DESCRIÇÃO DO CASO CLÍNICO: Paciente masculino de 60 anos, com hipertensão arterial controlada, ex-fumador desde há 15 anos, apresentou-se nas clinicas pedagógicas de uma faculdade de Medicina Dentária com queixa de um nódulo indolor no lábio inferior ao centro com duração de dois anos, que interferia com a alimentação. O paciente negou qualquer tipo de trauma no lábio inferior. O exame clínico extraoral não revelou adenopatias submandibulares, sublinguais nem cervicais. No exame clínico intraoral, detetou-se no labio inferior uma tumefação de consistência mole de aproximadamente 10mm, cuja mucosa de recobrimento se apresentava sem descontinuidade do epitélio. Não havia eritema nem ulceração associadas. O diagnóstico diferencial inclui um mucocelo e um lipoma. Foi realizada uma biopsia excisional (Janeiro 2024) e a peca cirúrgica revelou-se nodular e amarelada, consistente clinicamente com tecido adiposo. Para confirmação do diagnostico, foi pedido o exame histopatológico cujo resultado foi consistente com um mixoma, nomeadamente, a presença areas mixomatosas com escassa celularidade e presença de adipócitos. As características histológicas elucidam sobre a consistência da própria lesão e explicam o porquê da lesão macroscopicamente mimetizar os diagnósticos diferenciais inicialmente estabelecidos. O paciente foi reavaliado duas semanas após o procedimento e não apresentava quaisquer queixas, nomeadamente, dor, edema, dormência ou perda de sensibilidade no local da excisão. Apresentava, no entanto, uma cicatriz com fibrose submucosa. O paciente foi aconselhado a massajar a zona da cicatriz 2-3 vezes/semana. Uma vez confirmado o diagnóstico, e devido a elevada taxa de recidiva dos mixomas, o paciente foi avaliado quatro meses após a excisão (Maio 2024). O paciente continuava sem quaisquer queixas, sem recidiva da lesão e a fibrose submucosa estava resolvida. Imagens fotográficas foram captadas na primeira e na ultima consultas. Na perspetiva do paciente, o tratamento foi bem sucedido, uma vez que consegue alimentar-se mais confortavelmente, estando também ele satisfeito com o resultado de lesão benigna e ausência de sequelas.

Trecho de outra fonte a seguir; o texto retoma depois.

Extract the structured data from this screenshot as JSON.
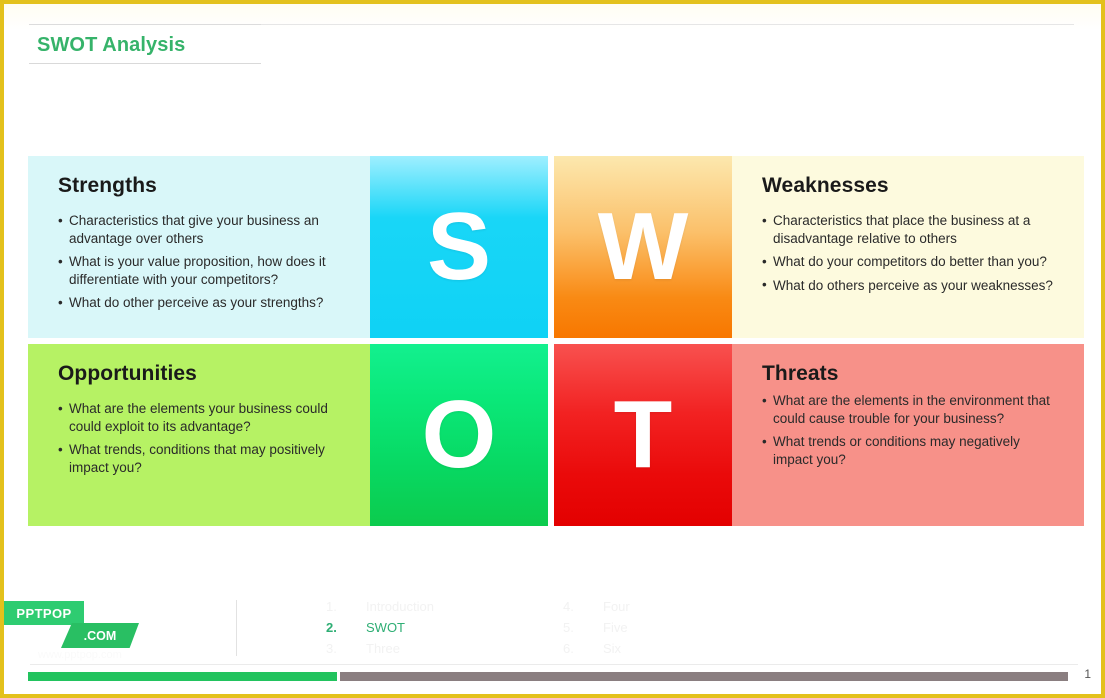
{
  "slide": {
    "title": "SWOT Analysis",
    "page_number": "1",
    "border_color": "#e3c11c",
    "title_color": "#36b36a"
  },
  "quadrants": [
    {
      "heading": "Strengths",
      "letter": "S",
      "panel_color": "#d9f7f9",
      "tile_color": "#0fd2f5",
      "bullets": [
        "Characteristics that give your business an advantage over others",
        "What is your value proposition, how does it differentiate with your competitors?",
        "What do other perceive as your strengths?"
      ]
    },
    {
      "heading": "Weaknesses",
      "letter": "W",
      "panel_color": "#fdfade",
      "tile_color": "#f87700",
      "bullets": [
        "Characteristics that place the business at a disadvantage relative to others",
        "What do your competitors do better than you?",
        "What do others perceive as your weaknesses?"
      ]
    },
    {
      "heading": "Opportunities",
      "letter": "O",
      "panel_color": "#b6f264",
      "tile_color": "#0ad878",
      "bullets": [
        "What are the elements your business could could exploit to its advantage?",
        "What trends, conditions that may positively impact you?"
      ]
    },
    {
      "heading": "Threats",
      "letter": "T",
      "panel_color": "#f79189",
      "tile_color": "#ea0a0a",
      "bullets": [
        "What are the elements in the environment that could cause trouble for your business?",
        "What trends or conditions may negatively impact you?"
      ]
    }
  ],
  "nav": {
    "left_column": [
      {
        "number": "1.",
        "label": "Introduction",
        "active": false
      },
      {
        "number": "2.",
        "label": "SWOT",
        "active": true
      },
      {
        "number": "3.",
        "label": "Three",
        "active": false
      }
    ],
    "right_column": [
      {
        "number": "4.",
        "label": "Four",
        "active": false
      },
      {
        "number": "5.",
        "label": "Five",
        "active": false
      },
      {
        "number": "6.",
        "label": "Six",
        "active": false
      }
    ]
  },
  "logo": {
    "name": "PPTPOP",
    "tld": ".COM",
    "url": "www.pptpop.com"
  },
  "progress": {
    "percent": 30,
    "fill_color": "#22c35e",
    "track_color": "#8a7e80"
  }
}
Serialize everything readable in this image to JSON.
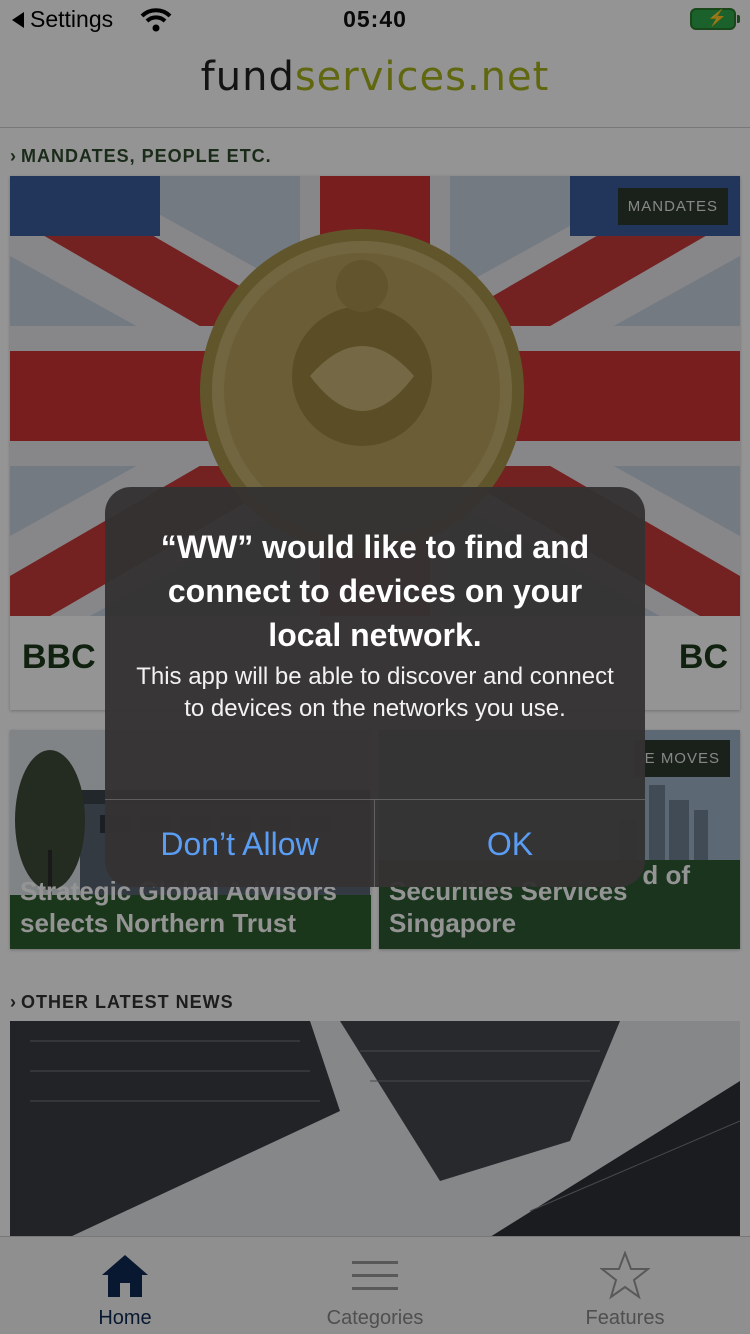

CONCLUSÕES: A descrição deste caso clínico contribui para a literatura atual, uma vez que os relatos de mixomas da cavidade oral são ainda raros mas devem ser considerados no diagnostico diferencial em casos de tumefações de tecidos moles da cavidade oral. Caso se suspeite de um mixoma, a lesão deve ser excisionada na sua totalidade, com margens mínimas de segurança, uma vez que tem uma elevada taxa de recidiva.

 

Póster, nº 19, 14h30, Hall dos Posters.